Оказалось, что билеты слишком дорогие, а гостиница на четверых – вообще неподъемная сумма. Сын предлагал оплатить ее поездку, но мать отказывалась.

– Я слишком старая – куда мне так далеко… – горестно качала она головой.

На это Винни не нашлась что сказать, хотя обычно за словом в карман не лезла. Она была на пару лет старше подруги и летать тоже не любила, но даже четырехчасовой перелет не стал бы для нее препятствием. С этой минуты она дала зарок: никогда не говорить себе «я слишком старая».

Иногда ей хотелось как следует отругать подружку, заставить ее вылезти наконец из уютного кресла и поехать к внукам, но она сдерживалась. Наверное, для того, чтобы по-настоящему ценить семью, нужно вырасти сиротой.

Впрочем, это не совсем так; семья у нее была – даже две, хотя вторая получилась несколько нетрадиционной.

Первые шесть лет жизни прошли как у всех: они с родителями и старшим братом Фрэнки жили в маленьком домике в пригороде Цинциннати. Однако смерть матери все изменила.

Позже Винни узнала, что мама долго боролась с раком, но в то время ее кончина казалась внезапной и непостижимой. Похороны помнились размытым пятном из взрослых в черном, которые обнимали ее и повторяли: «Мама тебя очень любила». Соседи приносили кастрюльки с едой и велели вести себя хорошо. И лишь когда суета стихла, леденящим холодом пришло осознание: мама больше не вернется.

После похорон отец впал в депрессию и целыми днями просиживал в кресле возле радио, не обращая внимания на детей. Фрэнки взял на себя заботу о Винни: готовил ей бутерброды и следил за тем, чтобы она чистила зубы на ночь. Они тихо играли каждый в своей комнате или во дворе, избегая молчаливого отца. Винни понимала, что так быть не должно, но предпочитала об этом не думать.

Однажды соседка, повстречав детей на улице, о чем-то спросила; их приглушенные голоса и сдержанная манера напугали ее настолько, что она бросилась к телефону. Через несколько дней приехала старшая папина сестра, тетя Линн. Ее решительный взгляд напомнил Винни прежнего отца.

Винни обрадовалась приезду тети: наконец-то папа снова начал бриться, носить чистую одежду и даже вернулся на работу. На ужин подавали горячее, а выглаженные простыни запахли лавандой. Стоило Винни заплакать ночью, как приходила тетя Линн и укачивала ее.

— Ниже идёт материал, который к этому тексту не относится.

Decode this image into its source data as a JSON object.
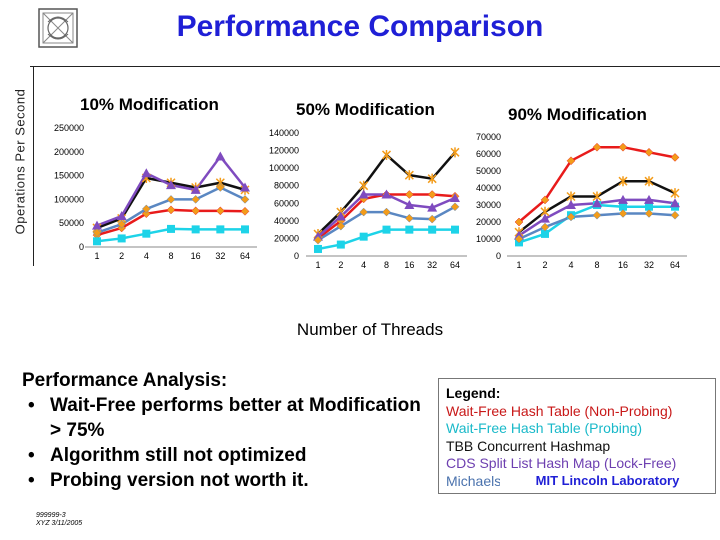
{
  "title": "Performance Comparison",
  "y_axis_label": "Operations Per Second",
  "x_axis_label": "Number of Threads",
  "colors": {
    "title": "#1f1fd6",
    "wait_free_non_probing": "#e81b1b",
    "wait_free_probing": "#1dd3e8",
    "tbb": "#111111",
    "cds": "#7f4bbf",
    "michaels": "#5a87c2",
    "marker_orange": "#f39c1a"
  },
  "chart_data": [
    {
      "type": "line",
      "title": "10% Modification",
      "categories": [
        "1",
        "2",
        "4",
        "8",
        "16",
        "32",
        "64"
      ],
      "y_ticks": [
        "0",
        "50000",
        "100000",
        "150000",
        "200000",
        "250000"
      ],
      "ylim": [
        0,
        250000
      ],
      "series": [
        {
          "name": "Wait-Free Hash Table (Non-Probing)",
          "values": [
            25000,
            40000,
            70000,
            78000,
            76000,
            76000,
            75000
          ]
        },
        {
          "name": "Wait-Free Hash Table (Probing)",
          "values": [
            12000,
            18000,
            28000,
            38000,
            37000,
            37000,
            37000
          ]
        },
        {
          "name": "TBB Concurrent Hashmap",
          "values": [
            40000,
            60000,
            145000,
            135000,
            125000,
            135000,
            120000
          ]
        },
        {
          "name": "CDS Split List Hash Map (Lock-Free)",
          "values": [
            45000,
            65000,
            155000,
            130000,
            120000,
            190000,
            125000
          ]
        },
        {
          "name": "Michaels Lock-Free Hash Map",
          "values": [
            30000,
            48000,
            80000,
            100000,
            100000,
            125000,
            100000
          ]
        }
      ]
    },
    {
      "type": "line",
      "title": "50% Modification",
      "categories": [
        "1",
        "2",
        "4",
        "8",
        "16",
        "32",
        "64"
      ],
      "y_ticks": [
        "0",
        "20000",
        "40000",
        "60000",
        "80000",
        "100000",
        "120000",
        "140000"
      ],
      "ylim": [
        0,
        140000
      ],
      "series": [
        {
          "name": "Wait-Free Hash Table (Non-Probing)",
          "values": [
            20000,
            40000,
            65000,
            70000,
            70000,
            70000,
            68000
          ]
        },
        {
          "name": "Wait-Free Hash Table (Probing)",
          "values": [
            8000,
            13000,
            22000,
            30000,
            30000,
            30000,
            30000
          ]
        },
        {
          "name": "TBB Concurrent Hashmap",
          "values": [
            25000,
            50000,
            80000,
            115000,
            92000,
            88000,
            118000
          ]
        },
        {
          "name": "CDS Split List Hash Map (Lock-Free)",
          "values": [
            22000,
            45000,
            70000,
            70000,
            58000,
            55000,
            66000
          ]
        },
        {
          "name": "Michaels Lock-Free Hash Map",
          "values": [
            18000,
            34000,
            50000,
            50000,
            43000,
            42000,
            56000
          ]
        }
      ]
    },
    {
      "type": "line",
      "title": "90% Modification",
      "categories": [
        "1",
        "2",
        "4",
        "8",
        "16",
        "32",
        "64"
      ],
      "y_ticks": [
        "0",
        "10000",
        "20000",
        "30000",
        "40000",
        "50000",
        "60000",
        "70000"
      ],
      "ylim": [
        0,
        70000
      ],
      "series": [
        {
          "name": "Wait-Free Hash Table (Non-Probing)",
          "values": [
            20000,
            33000,
            56000,
            64000,
            64000,
            61000,
            58000
          ]
        },
        {
          "name": "Wait-Free Hash Table (Probing)",
          "values": [
            8000,
            13000,
            24000,
            30000,
            29000,
            29000,
            29000
          ]
        },
        {
          "name": "TBB Concurrent Hashmap",
          "values": [
            14000,
            26000,
            35000,
            35000,
            44000,
            44000,
            37000
          ]
        },
        {
          "name": "CDS Split List Hash Map (Lock-Free)",
          "values": [
            12000,
            22000,
            30000,
            31000,
            33000,
            33000,
            31000
          ]
        },
        {
          "name": "Michaels Lock-Free Hash Map",
          "values": [
            10000,
            17000,
            23000,
            24000,
            25000,
            25000,
            24000
          ]
        }
      ]
    }
  ],
  "analysis": {
    "heading": "Performance Analysis:",
    "bullets": [
      "Wait-Free performs better at Modification > 75%",
      "Algorithm still not optimized",
      "Probing version not worth it."
    ],
    "bullet_glyph": "•"
  },
  "legend": {
    "title": "Legend:",
    "items": [
      {
        "label": "Wait-Free Hash Table (Non-Probing)",
        "color": "#c81818"
      },
      {
        "label": "Wait-Free Hash Table (Probing)",
        "color": "#19b9c9"
      },
      {
        "label": "TBB Concurrent Hashmap",
        "color": "#111111"
      },
      {
        "label": "CDS Split List Hash Map (Lock-Free)",
        "color": "#6d3fb0"
      },
      {
        "label": "Michaels Lock-Free Hash Map",
        "color": "#4a72ad"
      }
    ]
  },
  "footer": "MIT Lincoln Laboratory",
  "small_note": [
    "999999-3",
    "XYZ 3/11/2005"
  ]
}
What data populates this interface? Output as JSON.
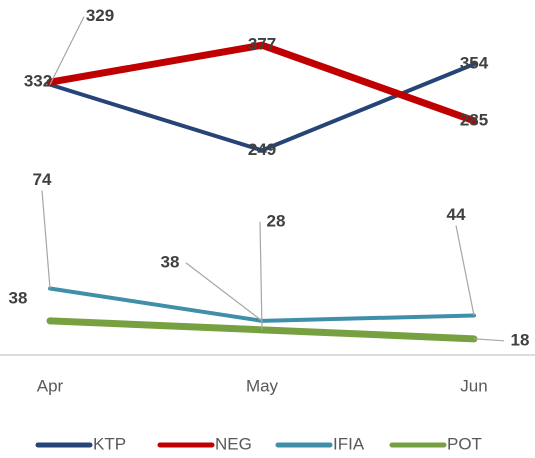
{
  "chart_data": {
    "type": "line",
    "categories": [
      "Apr",
      "May",
      "Jun"
    ],
    "series": [
      {
        "name": "KTP",
        "color": "#264478",
        "values": [
          329,
          249,
          354
        ]
      },
      {
        "name": "NEG",
        "color": "#c00000",
        "values": [
          332,
          377,
          285
        ]
      },
      {
        "name": "IFIA",
        "color": "#3f8fa8",
        "values": [
          74,
          38,
          44
        ],
        "axis": "y2"
      },
      {
        "name": "POT",
        "color": "#77a040",
        "values": [
          38,
          28,
          18
        ],
        "axis": "y2"
      }
    ],
    "ylim": [
      0,
      432
    ],
    "y2lim": [
      0,
      395
    ],
    "legend": "bottom"
  }
}
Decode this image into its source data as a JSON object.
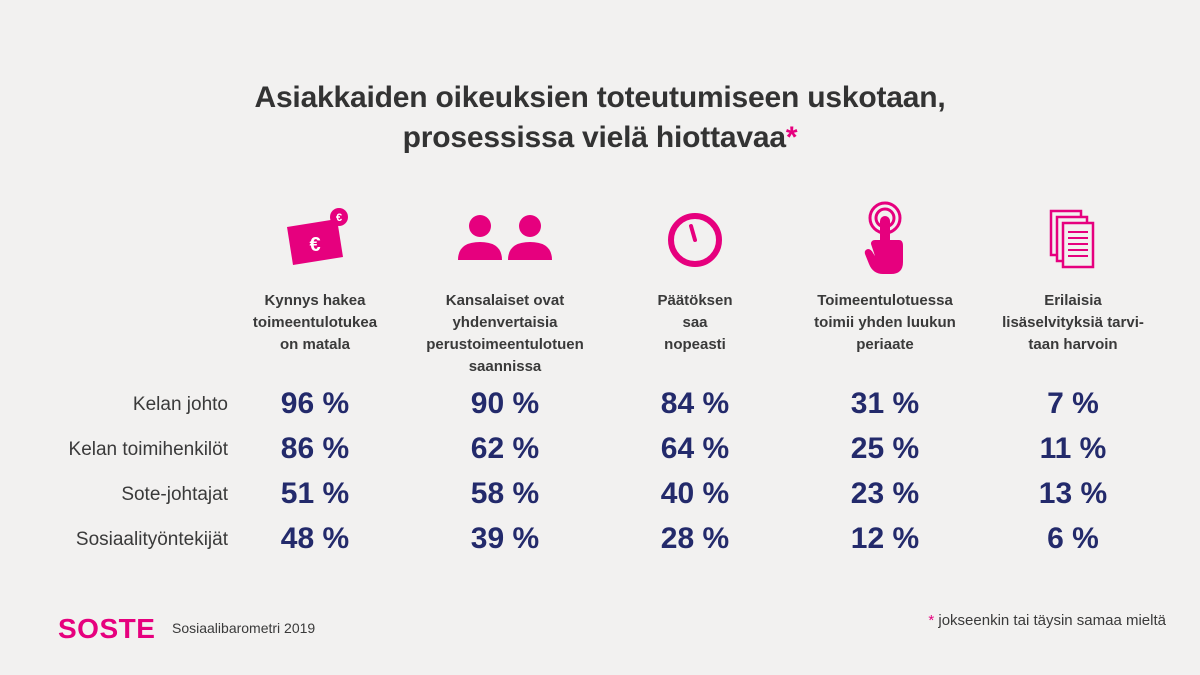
{
  "title_line1": "Asiakkaiden oikeuksien toteutumiseen uskotaan,",
  "title_line2": "prosessissa vielä hiottavaa",
  "title_star": "*",
  "columns": [
    {
      "label": "Kynnys hakea\ntoimeentulotukea\non matala",
      "icon": "money-euro-icon"
    },
    {
      "label": "Kansalaiset ovat\nyhdenvertaisia\nperustoimeentulotuen\nsaannissa",
      "icon": "people-icon"
    },
    {
      "label": "Päätöksen\nsaa\nnopeasti",
      "icon": "clock-icon"
    },
    {
      "label": "Toimeentulotuessa\ntoimii yhden luukun\nperiaate",
      "icon": "touch-hand-icon"
    },
    {
      "label": "Erilaisia\nlisäselvityksiä tarvi-\ntaan harvoin",
      "icon": "documents-icon"
    }
  ],
  "chart_data": {
    "type": "table",
    "unit": "%",
    "categories": [
      "Kynnys hakea toimeentulotukea on matala",
      "Kansalaiset ovat yhdenvertaisia perustoimeentulotuen saannissa",
      "Päätöksen saa nopeasti",
      "Toimeentulotuessa toimii yhden luukun periaate",
      "Erilaisia lisäselvityksiä tarvitaan harvoin"
    ],
    "series": [
      {
        "name": "Kelan johto",
        "values": [
          96,
          90,
          84,
          31,
          7
        ]
      },
      {
        "name": "Kelan toimihenkilöt",
        "values": [
          86,
          62,
          64,
          25,
          11
        ]
      },
      {
        "name": "Sote-johtajat",
        "values": [
          51,
          58,
          40,
          23,
          13
        ]
      },
      {
        "name": "Sosiaalityöntekijät",
        "values": [
          48,
          39,
          28,
          12,
          6
        ]
      }
    ]
  },
  "colors": {
    "accent": "#e6007e",
    "value": "#232a6b",
    "background": "#f2f1f0"
  },
  "footer": {
    "logo": "SOSTE",
    "source": "Sosiaalibarometri 2019",
    "footnote_star": "*",
    "footnote": " jokseenkin tai täysin samaa mieltä"
  }
}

Винни не знала, почему у тети Линн нет своих детей. Кажется, для этого нужен муж – а тетя была не замужем, хотя ей целых два раза делали предложение. А еще она красилась и ходила на работу, и за это другие тети ее не любили и перешептывались у нее за спиной. Винни считала, что тетя Линн – хорошенькая и очень славная и жизнь у нее ужасно интересная.

Через месяц Линн уехала. Винни просила ее остаться, но та объяснила, что ее ждут на работе.

– Не волнуйся, папа о тебе позаботится, – пообещала она, поцеловала девочку и села в такси.

После ее отъезда отец снова сник. Правда, он по-прежнему ходил на работу и отправлял детей в школу по утрам, однако вечерами по-прежнему сидел в кресле с трубкой, слушая музыку. Постепенно Винни привыкла к невеселой домашней атмосфере, и воспоминания о семейном счастье становились все более смутными.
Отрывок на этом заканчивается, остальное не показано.